Свинина Ивановна перевела взгляд со старика Черви на карликов в аптечной витрине. Высморкалась. Доктор Жерех прав: пришла ее пора.
Вернувшись домой, она выпила водочки с чаем, открыла шкатулку. Здесь, среди пуговиц, сушеных кореньев и счетов за квартиру, хранилась присушка, которая помогла ей выйти замуж: «Выйду я, раба Божья Светлана, в сени, потом в чисто поле и помолюся Пресвятой Богородице, и погляжу во все четыре стороны, и помолюсь самому Господу: «Господи, Господи, Господи и Мать Пресвятая Богородица», и попрошу: «Ударьте ветры буйные, разнесите мою тоску-кручину со белого тела, со ретивого сердца и ясных очей. Нанесите мою тоску-кручину на раба Божьего Сергея во ясные очи, черныя брови и белое лицо, на ретивое сердце. Чтобы на денную печаль и на ночную тоску и чтобы не мог ни есть, ни спать, а все думал бы о рабе Божьей Светлане, и чтобы все ходил и кликал, как белый лебедь, и думал о рабе Божьей Светлане. Слова мои ключ и замок. Во имя Отца, и Сына, и Святого Духа. Аминь». А во время пасхальной заутрени она шептала: «Воскресение Христово! Пошли мне жениха холостого, в чулочках да в порточках! Дай Бог жениха хорошего, в сапогах да с галошами, не на корове, а на лошади!»
Но и до сих пор она не знала наверняка, что же на самом деле помогло ей залучить Сергея в мужья — присушка, молитва или драка на берегу лесного озера.
Сергей Голио был механиком на железной дороге. Он очень любил посещать похороны. Наверное, это у него было наследственное. Его прадед, весельчак по прозвищу Гроб Иваныч, был владельцем погребальной конторы, в витрине которой были выставлены великолепные гробы, обшитые глазетом, пышные желтые венки и шикарные траурные наряды. Гроб Иваныч обожал шутки. Однажды он начинил тело купца-толстяка какой-то механикой, превратив его в музыкальную шкатулку, и когда над гробом стали читать отходную, покойник вдруг разинул рот, щелкнул, звякнул и завыл во всю глотку: «Все кирпичики, да кирпичики!», похлопывая при этом в ладони и страшно вращая выпученными глазами. Вдова попыталась закрыть его глаза, но покойник дал ей по рукам, и бедная женщина упала без чувств. А нафаршированный мертвец продолжал выпевать свои «Кирпичики», которые так любил при жизни, и с этими вопиющими «Кирпичиками» его затолкали в могилу под запорожский хохот сыновей-оболтусов и сдавленные смешки гостей.
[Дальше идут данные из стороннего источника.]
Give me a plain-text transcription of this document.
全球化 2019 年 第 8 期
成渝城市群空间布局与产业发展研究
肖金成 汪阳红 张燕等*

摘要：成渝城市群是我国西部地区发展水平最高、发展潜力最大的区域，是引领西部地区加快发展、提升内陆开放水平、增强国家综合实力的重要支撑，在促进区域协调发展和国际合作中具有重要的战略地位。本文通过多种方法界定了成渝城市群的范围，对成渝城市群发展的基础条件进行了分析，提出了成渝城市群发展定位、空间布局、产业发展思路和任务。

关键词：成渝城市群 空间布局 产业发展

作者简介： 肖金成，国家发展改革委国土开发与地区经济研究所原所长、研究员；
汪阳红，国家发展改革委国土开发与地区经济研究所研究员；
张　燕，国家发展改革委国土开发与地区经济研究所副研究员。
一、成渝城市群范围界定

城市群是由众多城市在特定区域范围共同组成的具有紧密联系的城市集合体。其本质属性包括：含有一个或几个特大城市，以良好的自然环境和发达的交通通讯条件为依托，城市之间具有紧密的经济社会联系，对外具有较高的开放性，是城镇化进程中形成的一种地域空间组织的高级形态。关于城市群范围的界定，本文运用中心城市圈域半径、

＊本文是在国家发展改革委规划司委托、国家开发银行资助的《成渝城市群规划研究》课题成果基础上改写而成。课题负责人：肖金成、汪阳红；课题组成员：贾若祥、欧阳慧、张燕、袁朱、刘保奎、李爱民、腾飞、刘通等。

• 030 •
Контору пришлось закрыть, и остаток жизни Гроб Иваныч прослужил на железной дороге механиком.
Высокий, широкоплечий, с модным вьющимся чубом в половину лба, Сергей Голио был завидным женихом, но опасным человеком. Мать не раз предупреждала Светлану: «Смотри, он ведь над тобой озоровать будет!» Но Светлана готова была за Сергеем в огонь и в воду.
Старики рассказывали, что когда-то в этих краях в ночь на Ивана Купалу парни и девушки устраивали русальи бои. Молодые люди схватывались один на один — кто кого поборет, и кто победитель, того и власть. При этом девушкам разрешалось кусаться и бить парней куда захотят, а вот парням грубость была запрещена. Именно такой бой и предложил устроить Сергей Голио на берегу лесного озера.
Дело было дикое, темное. В те годы даже женихи с невестами гуляли, не касаясь друг дружки, а тут предстояло обниматься по-настоящему. Девушки в их компании были бойкими, горластыми, но согласились не все. Светлана согласилась. Она понимала, на что идет, но решила: это ее последний шанс. Если она не победит Сергея, он так и будет водить ее за нос, а потом глядишь — и женится на другой. Поэтому она бросилась на него так решительно, с такой яростью, словно перед нею был не любимый человек, а первый враг. Парень не ожидал такого натиска и отступил, а Светлана сбила его с ног, ударила в бок, навалилась, и они покатились в воду. Сергей не умел плавать. Она вытащила его на берег, и когда он пришел в себя, сказала: «Моя власть, Сереженька, теперь ты мой навсегда!»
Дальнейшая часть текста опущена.